Friday, April 5, 2013

Spring Wildflowers: Texas vs Maryland

Two weeds ago we made a trip to Texas to visit family.  The end of March is the beginning of Texas wildflower season.  We flew into Austin then drove up to the Ft. Worth area.  You could see that Austin was really coming into bloom.  As we drove northward along I-35 the number of Bluebonnents along the highway dropped off considerably.

Even at 75 mph you can appreciate Texas Bluebonnets

One thing about seeing wildflowers in Texas is that they come in big patches.  Much of this is due to the efforts of Lady Bird Johnson with the Texas Highway Department to create and preserve wildflower habitats along the highways.

View of Courtyard at the Wildflower Center in Austin, TX

When we got back down to Austin we paid a visit to the Wildflower Center.  Here we saw many of the wildflowers we saw along the highways, but this time with handy name tags.

Texas Bluebonnets at low speed.

There are about 50 species and subspecies of
Indian Paintbrush (Castilleja).  I don't know
them well enough to tell them apart.
I've been looking for seeds for Groundsel.  This looks like it would be a nice addition
to a low-growing meadow/lawn alternative.  It has bright yellow flowers in spring
emanating from a basal rosette of leaves.

This Blackfoot Daisy is found on dry well drained soils.
I was interested in growing this plant, but the Northeast
does not provide the best conditions.

This little Prairie Verbena was all by itself, but it is known to
grow in large swaths, turning the ground purple. 

The narrow bronzy-green leaves of this Spring Beauty
blend into the leaf litter.

On our return to Maryland, the landscape was just beginning to turn from brown to spring green.  However, there were no massive swaths of color as we had witnessed the day before.  Inspired by all those Texas flowers I took a walk through the woods and found a few subtle surprises.  There were little pinkish white flowers along the edge of the woods.  These turned out to be Spring Beauties, Claytonia virginica.  This ephemeral perennial blooms in early spring, then essentially disappears after setting seed.

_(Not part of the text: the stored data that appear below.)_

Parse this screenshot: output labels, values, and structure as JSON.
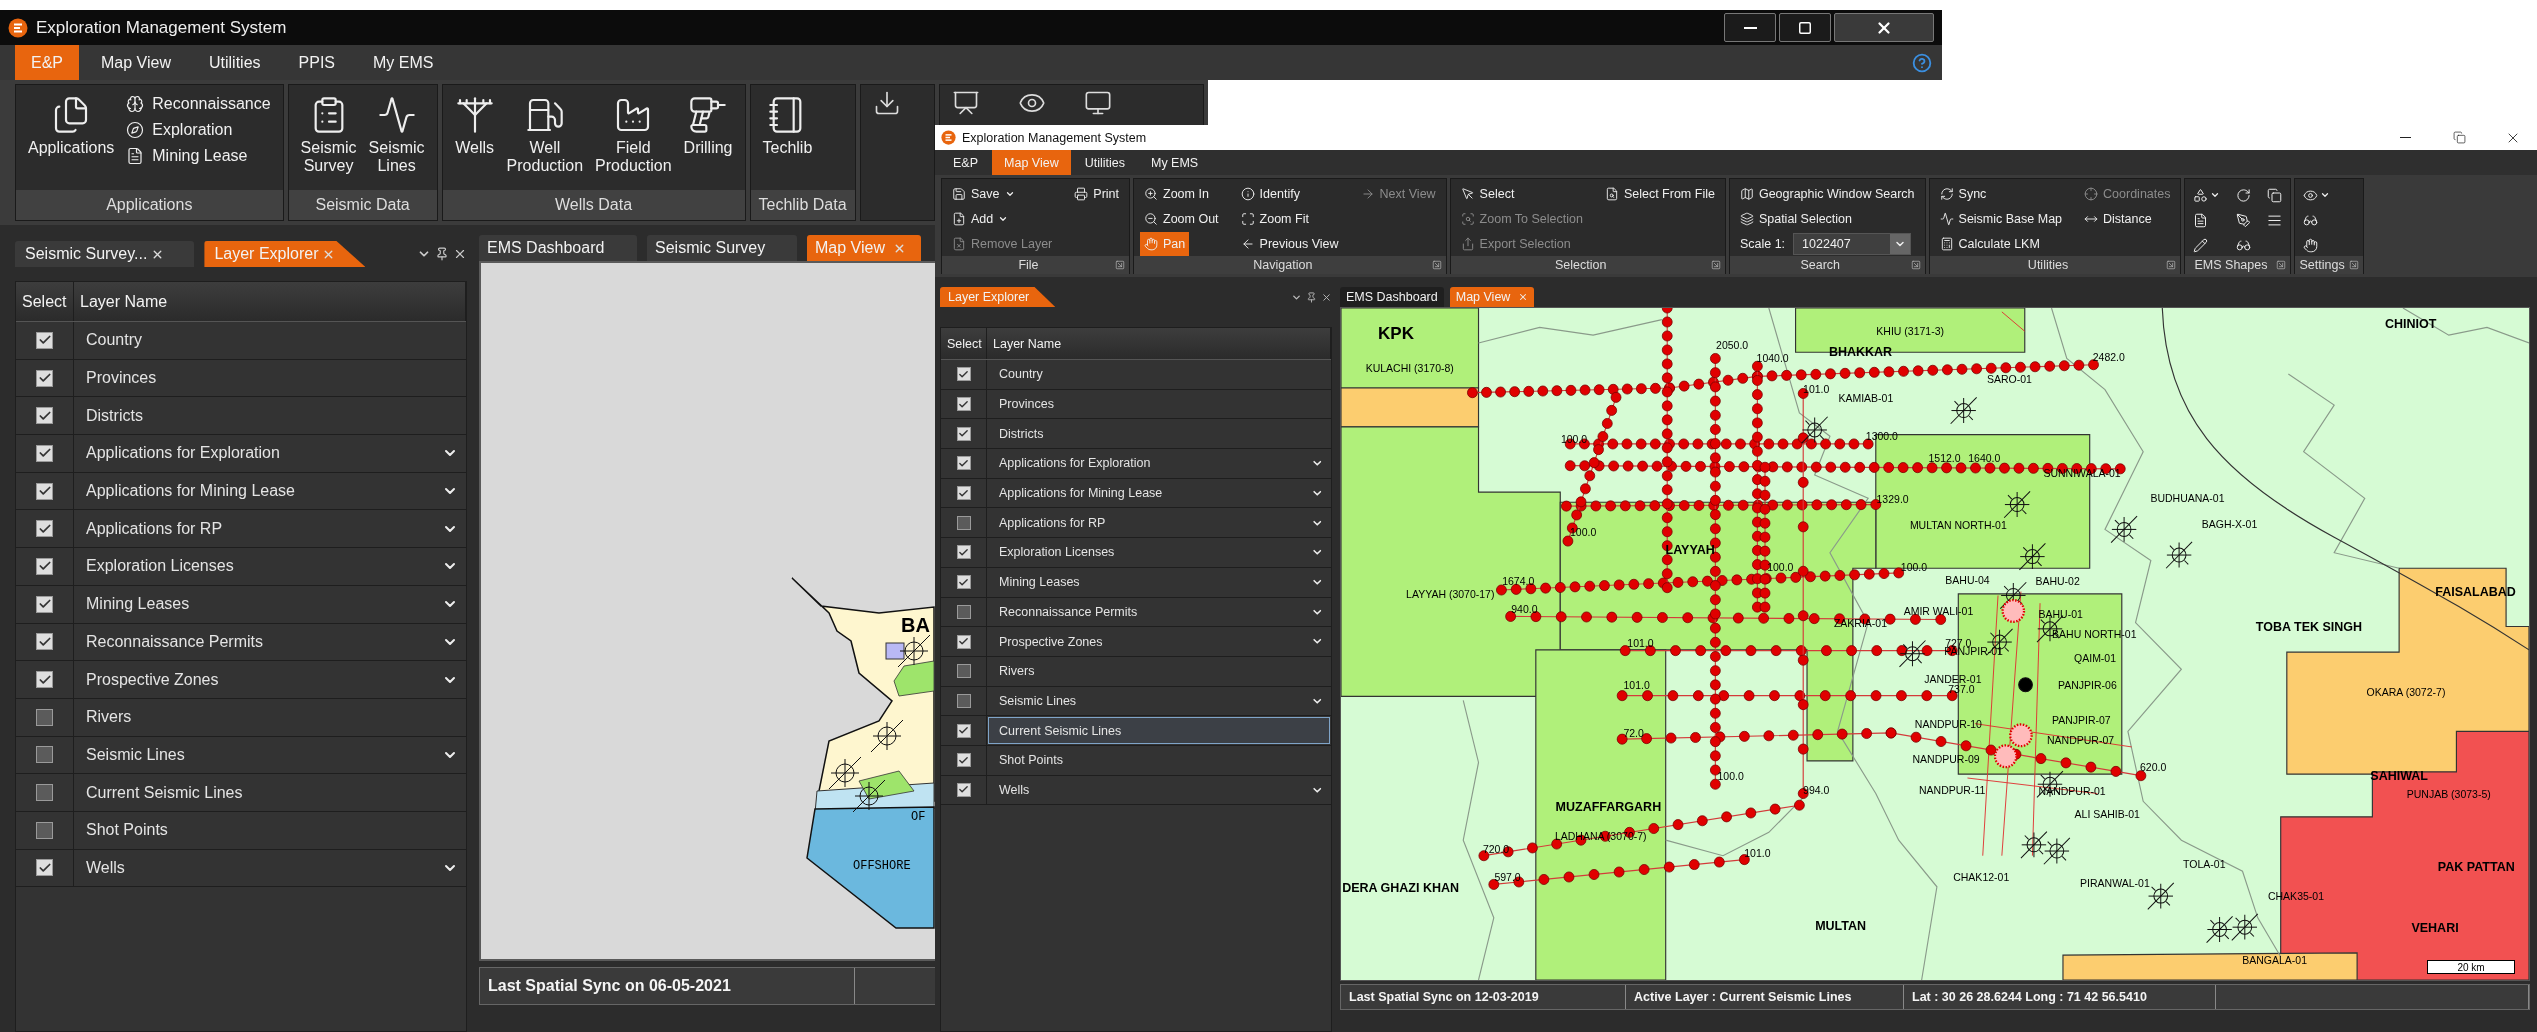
{
  "back_window": {
    "title": "Exploration Management System",
    "menu_tabs": [
      {
        "label": "E&P",
        "selected": true
      },
      {
        "label": "Map View",
        "selected": false
      },
      {
        "label": "Utilities",
        "selected": false
      },
      {
        "label": "PPIS",
        "selected": false
      },
      {
        "label": "My EMS",
        "selected": false
      }
    ],
    "ribbon_groups": [
      {
        "label": "Applications",
        "buttons": [
          {
            "label": "Applications",
            "kind": "large"
          },
          {
            "label": "Reconnaissance",
            "kind": "small"
          },
          {
            "label": "Exploration",
            "kind": "small"
          },
          {
            "label": "Mining Lease",
            "kind": "small"
          }
        ]
      },
      {
        "label": "Seismic Data",
        "buttons": [
          {
            "label": "Seismic Survey",
            "kind": "large"
          },
          {
            "label": "Seismic Lines",
            "kind": "large"
          }
        ]
      },
      {
        "label": "Wells Data",
        "buttons": [
          {
            "label": "Wells",
            "kind": "large"
          },
          {
            "label": "Well Production",
            "kind": "large"
          },
          {
            "label": "Field Production",
            "kind": "large"
          },
          {
            "label": "Drilling",
            "kind": "large"
          }
        ]
      },
      {
        "label": "Techlib Data",
        "buttons": [
          {
            "label": "Techlib",
            "kind": "large"
          }
        ]
      }
    ],
    "panel_tabs": [
      {
        "label": "Seismic Survey...",
        "selected": false
      },
      {
        "label": "Layer Explorer",
        "selected": true
      }
    ],
    "layer_table": {
      "columns": [
        "Select",
        "Layer Name"
      ],
      "layers": [
        {
          "name": "Country",
          "checked": true,
          "expandable": false,
          "selected": false
        },
        {
          "name": "Provinces",
          "checked": true,
          "expandable": false,
          "selected": false
        },
        {
          "name": "Districts",
          "checked": true,
          "expandable": false,
          "selected": false
        },
        {
          "name": "Applications for Exploration",
          "checked": true,
          "expandable": true,
          "selected": false
        },
        {
          "name": "Applications for Mining Lease",
          "checked": true,
          "expandable": true,
          "selected": false
        },
        {
          "name": "Applications for RP",
          "checked": true,
          "expandable": true,
          "selected": false
        },
        {
          "name": "Exploration Licenses",
          "checked": true,
          "expandable": true,
          "selected": false
        },
        {
          "name": "Mining Leases",
          "checked": true,
          "expandable": true,
          "selected": false
        },
        {
          "name": "Reconnaissance Permits",
          "checked": true,
          "expandable": true,
          "selected": false
        },
        {
          "name": "Prospective Zones",
          "checked": true,
          "expandable": true,
          "selected": false
        },
        {
          "name": "Rivers",
          "checked": false,
          "expandable": false,
          "selected": false
        },
        {
          "name": "Seismic Lines",
          "checked": false,
          "expandable": true,
          "selected": false
        },
        {
          "name": "Current Seismic Lines",
          "checked": false,
          "expandable": false,
          "selected": false
        },
        {
          "name": "Shot Points",
          "checked": false,
          "expandable": false,
          "selected": false
        },
        {
          "name": "Wells",
          "checked": true,
          "expandable": true,
          "selected": false
        }
      ]
    },
    "document_tabs": [
      {
        "label": "EMS Dashboard",
        "selected": false
      },
      {
        "label": "Seismic Survey",
        "selected": false
      },
      {
        "label": "Map View",
        "selected": true
      }
    ],
    "map_labels": [
      {
        "text": "BA",
        "kind": "place"
      },
      {
        "text": "OF",
        "kind": "sea"
      },
      {
        "text": "OFFSHORE",
        "kind": "sea"
      }
    ],
    "status_bar": [
      "Last Spatial Sync on 06-05-2021"
    ]
  },
  "front_window": {
    "title": "Exploration Management System",
    "menu_tabs": [
      {
        "label": "E&P",
        "selected": false
      },
      {
        "label": "Map View",
        "selected": true
      },
      {
        "label": "Utilities",
        "selected": false
      },
      {
        "label": "My EMS",
        "selected": false
      }
    ],
    "ribbon_groups": [
      {
        "label": "File",
        "kind": "commands",
        "columns": [
          [
            {
              "label": "Save",
              "kind": "dropdown",
              "disabled": false,
              "selected": false
            },
            {
              "label": "Add",
              "kind": "dropdown",
              "disabled": false,
              "selected": false
            },
            {
              "label": "Remove Layer",
              "kind": "button",
              "disabled": true,
              "selected": false
            }
          ],
          [
            {
              "label": "Print",
              "kind": "button",
              "disabled": false,
              "selected": false
            }
          ]
        ]
      },
      {
        "label": "Navigation",
        "kind": "commands",
        "columns": [
          [
            {
              "label": "Zoom In",
              "kind": "button",
              "disabled": false,
              "selected": false
            },
            {
              "label": "Zoom Out",
              "kind": "button",
              "disabled": false,
              "selected": false
            },
            {
              "label": "Pan",
              "kind": "button",
              "disabled": false,
              "selected": true
            }
          ],
          [
            {
              "label": "Identify",
              "kind": "button",
              "disabled": false,
              "selected": false
            },
            {
              "label": "Zoom Fit",
              "kind": "button",
              "disabled": false,
              "selected": false
            },
            {
              "label": "Previous View",
              "kind": "button",
              "disabled": false,
              "selected": false
            }
          ],
          [
            {
              "label": "Next View",
              "kind": "button",
              "disabled": true,
              "selected": false
            }
          ]
        ]
      },
      {
        "label": "Selection",
        "kind": "commands",
        "columns": [
          [
            {
              "label": "Select",
              "kind": "button",
              "disabled": false,
              "selected": false
            },
            {
              "label": "Zoom To Selection",
              "kind": "button",
              "disabled": true,
              "selected": false
            },
            {
              "label": "Export Selection",
              "kind": "button",
              "disabled": true,
              "selected": false
            }
          ],
          [
            {
              "label": "Select From File",
              "kind": "button",
              "disabled": false,
              "selected": false
            }
          ]
        ]
      },
      {
        "label": "Search",
        "kind": "commands",
        "columns": [
          [
            {
              "label": "Geographic Window Search",
              "kind": "button",
              "disabled": false,
              "selected": false
            },
            {
              "label": "Spatial Selection",
              "kind": "button",
              "disabled": false,
              "selected": false
            },
            {
              "label": "Scale 1:",
              "kind": "combo",
              "value": "1022407",
              "disabled": false
            }
          ]
        ]
      },
      {
        "label": "Utilities",
        "kind": "commands",
        "columns": [
          [
            {
              "label": "Sync",
              "kind": "button",
              "disabled": false,
              "selected": false
            },
            {
              "label": "Seismic Base Map",
              "kind": "button",
              "disabled": false,
              "selected": false
            },
            {
              "label": "Calculate LKM",
              "kind": "button",
              "disabled": false,
              "selected": false
            }
          ],
          [
            {
              "label": "Coordinates",
              "kind": "button",
              "disabled": true,
              "selected": false
            },
            {
              "label": "Distance",
              "kind": "button",
              "disabled": false,
              "selected": false
            }
          ]
        ]
      },
      {
        "label": "EMS Shapes",
        "kind": "shapes"
      },
      {
        "label": "Settings",
        "kind": "settings"
      }
    ],
    "panel_tabs": [
      {
        "label": "Layer Explorer",
        "selected": true
      }
    ],
    "layer_table": {
      "columns": [
        "Select",
        "Layer Name"
      ],
      "layers": [
        {
          "name": "Country",
          "checked": true,
          "expandable": false,
          "selected": false
        },
        {
          "name": "Provinces",
          "checked": true,
          "expandable": false,
          "selected": false
        },
        {
          "name": "Districts",
          "checked": true,
          "expandable": false,
          "selected": false
        },
        {
          "name": "Applications for Exploration",
          "checked": true,
          "expandable": true,
          "selected": false
        },
        {
          "name": "Applications for Mining Lease",
          "checked": true,
          "expandable": true,
          "selected": false
        },
        {
          "name": "Applications for RP",
          "checked": false,
          "expandable": true,
          "selected": false
        },
        {
          "name": "Exploration Licenses",
          "checked": true,
          "expandable": true,
          "selected": false
        },
        {
          "name": "Mining Leases",
          "checked": true,
          "expandable": true,
          "selected": false
        },
        {
          "name": "Reconnaissance Permits",
          "checked": false,
          "expandable": true,
          "selected": false
        },
        {
          "name": "Prospective Zones",
          "checked": true,
          "expandable": true,
          "selected": false
        },
        {
          "name": "Rivers",
          "checked": false,
          "expandable": false,
          "selected": false
        },
        {
          "name": "Seismic Lines",
          "checked": false,
          "expandable": true,
          "selected": false
        },
        {
          "name": "Current Seismic Lines",
          "checked": true,
          "expandable": false,
          "selected": true
        },
        {
          "name": "Shot Points",
          "checked": true,
          "expandable": false,
          "selected": false
        },
        {
          "name": "Wells",
          "checked": true,
          "expandable": true,
          "selected": false
        }
      ]
    },
    "document_tabs": [
      {
        "label": "EMS Dashboard",
        "selected": false
      },
      {
        "label": "Map View",
        "selected": true
      }
    ],
    "map": {
      "labels": [
        {
          "text": "KPK",
          "kind": "region"
        },
        {
          "text": "KHIU (3171-3)",
          "kind": "site"
        },
        {
          "text": "CHINIOT",
          "kind": "place"
        },
        {
          "text": "2050.0",
          "kind": "value"
        },
        {
          "text": "BHAKKAR",
          "kind": "place"
        },
        {
          "text": "1040.0",
          "kind": "value"
        },
        {
          "text": "2482.0",
          "kind": "value"
        },
        {
          "text": "KULACHI (3170-8)",
          "kind": "site"
        },
        {
          "text": "SARO-01",
          "kind": "site"
        },
        {
          "text": "101.0",
          "kind": "value"
        },
        {
          "text": "KAMIAB-01",
          "kind": "site"
        },
        {
          "text": "1300.0",
          "kind": "value"
        },
        {
          "text": "100.0",
          "kind": "value"
        },
        {
          "text": "1512.0",
          "kind": "value"
        },
        {
          "text": "1640.0",
          "kind": "value"
        },
        {
          "text": "SUNNIWALA-01",
          "kind": "site"
        },
        {
          "text": "BUDHUANA-01",
          "kind": "site"
        },
        {
          "text": "1329.0",
          "kind": "value"
        },
        {
          "text": "BAGH-X-01",
          "kind": "site"
        },
        {
          "text": "MULTAN NORTH-01",
          "kind": "site"
        },
        {
          "text": "100.0",
          "kind": "value"
        },
        {
          "text": "LAYYAH",
          "kind": "place"
        },
        {
          "text": "100.0",
          "kind": "value"
        },
        {
          "text": "100.0",
          "kind": "value"
        },
        {
          "text": "1674.0",
          "kind": "value"
        },
        {
          "text": "BAHU-04",
          "kind": "site"
        },
        {
          "text": "BAHU-02",
          "kind": "site"
        },
        {
          "text": "FAISALABAD",
          "kind": "place"
        },
        {
          "text": "LAYYAH (3070-17)",
          "kind": "site"
        },
        {
          "text": "940.0",
          "kind": "value"
        },
        {
          "text": "AMIR WALI-01",
          "kind": "site"
        },
        {
          "text": "BAHU-01",
          "kind": "site"
        },
        {
          "text": "ZAKRIA-01",
          "kind": "site"
        },
        {
          "text": "TOBA TEK SINGH",
          "kind": "place"
        },
        {
          "text": "BAHU NORTH-01",
          "kind": "site"
        },
        {
          "text": "101.0",
          "kind": "value"
        },
        {
          "text": "727.0",
          "kind": "value"
        },
        {
          "text": "PANJPIR-01",
          "kind": "site"
        },
        {
          "text": "QAIM-01",
          "kind": "site"
        },
        {
          "text": "JANDER-01",
          "kind": "site"
        },
        {
          "text": "101.0",
          "kind": "value"
        },
        {
          "text": "PANJPIR-06",
          "kind": "site"
        },
        {
          "text": "737.0",
          "kind": "value"
        },
        {
          "text": "OKARA (3072-7)",
          "kind": "site"
        },
        {
          "text": "PANJPIR-07",
          "kind": "site"
        },
        {
          "text": "72.0",
          "kind": "value"
        },
        {
          "text": "NANDPUR-10",
          "kind": "site"
        },
        {
          "text": "NANDPUR-07",
          "kind": "site"
        },
        {
          "text": "NANDPUR-09",
          "kind": "site"
        },
        {
          "text": "620.0",
          "kind": "value"
        },
        {
          "text": "100.0",
          "kind": "value"
        },
        {
          "text": "SAHIWAL",
          "kind": "place"
        },
        {
          "text": "994.0",
          "kind": "value"
        },
        {
          "text": "NANDPUR-11",
          "kind": "site"
        },
        {
          "text": "NANDPUR-01",
          "kind": "site"
        },
        {
          "text": "PUNJAB (3073-5)",
          "kind": "site"
        },
        {
          "text": "MUZAFFARGARH",
          "kind": "place"
        },
        {
          "text": "ALI SAHIB-01",
          "kind": "site"
        },
        {
          "text": "LADHANA (3070-7)",
          "kind": "site"
        },
        {
          "text": "720.0",
          "kind": "value"
        },
        {
          "text": "101.0",
          "kind": "value"
        },
        {
          "text": "TOLA-01",
          "kind": "site"
        },
        {
          "text": "PAK PATTAN",
          "kind": "place"
        },
        {
          "text": "DERA GHAZI KHAN",
          "kind": "place"
        },
        {
          "text": "597.0",
          "kind": "value"
        },
        {
          "text": "CHAK12-01",
          "kind": "site"
        },
        {
          "text": "PIRANWAL-01",
          "kind": "site"
        },
        {
          "text": "CHAK35-01",
          "kind": "site"
        },
        {
          "text": "MULTAN",
          "kind": "place"
        },
        {
          "text": "VEHARI",
          "kind": "place"
        },
        {
          "text": "BANGALA-01",
          "kind": "site"
        }
      ],
      "scale_bar": "20 km"
    },
    "status_bar": [
      "Last Spatial Sync on 12-03-2019",
      "Active Layer : Current Seismic Lines",
      "Lat : 30 26 28.6244  Long : 71 42 56.5410"
    ]
  }
}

Further into the woods I found the masses of Toothwort continuing to expand.  The buds still have not opened, but they are nearly ready.

It's early April and these Toothwort are nearly ready to bloom.

The latest find was masses of finely cut foliage indicative of the genus Dicentra.  I searched around for a while and found one clump with developing flowers.  I'm pretty sure that these are D. cucullaria, Dutchman's Breeches.  I will keep a watch out for other family members, like Squirrel Corn (D. canadensis) and Wild Bleeding Heart (D. eximia).  These are most easily distinguished by the shapes and colors of their flowers.
When the flowers of Dutchman's Breeches are fully developed
they look somewhat like upside down pantaloons.
 I'm not keeping score, but the spring wildflowers in Texas are a grand sight to behold, but when the early summer temperatures creep into the 100's they will disappear.  In the Northeast the ephemerals will also slowly fade from view, but this will be due to the developing shade of the woodland canopy rather than the heat and dryness.  No matter where you live you've got to get out and appreciate that winter is coming to an end.


Jeanius said...

Must've been nice to get a taste of warmer weather! At least you have the Spring Beauty, though.

Anonymous said...

Hi Curtis,

I just noticed I HAVE groundsel...At least I think I do. I have something called squawweed, and it looks like the same plant per a Google search. I got it at the Lowes in Timonium (Baltimore County) a few years ago. It is all over the place in one of my borders, and was one of the plants that grew under the "Crimson King" norway maple that I cut down. It appears to do well in shade and full sun, although summer hasn't hit us yet. You can try to contact Lowes and speak to the garden center manager to see if you can get some. She is a big gardener, and makes sure there is an awesome variety at the store. Don't worry, I alsp patronize local nurseries, but that Lowes is too awesome. If all else fails, you can post again, and maybe I can drop off some starts at the Herring Run nursery plant sale for you to pick up.

Anonymous said...

Hi Curtis,

I spam your blog so much. :D

I wanted to add I just looked up info about the groundsel/squawweed, and it likes chalky soil.

That may be why mine is doing so well. I have it growing along a concrete path.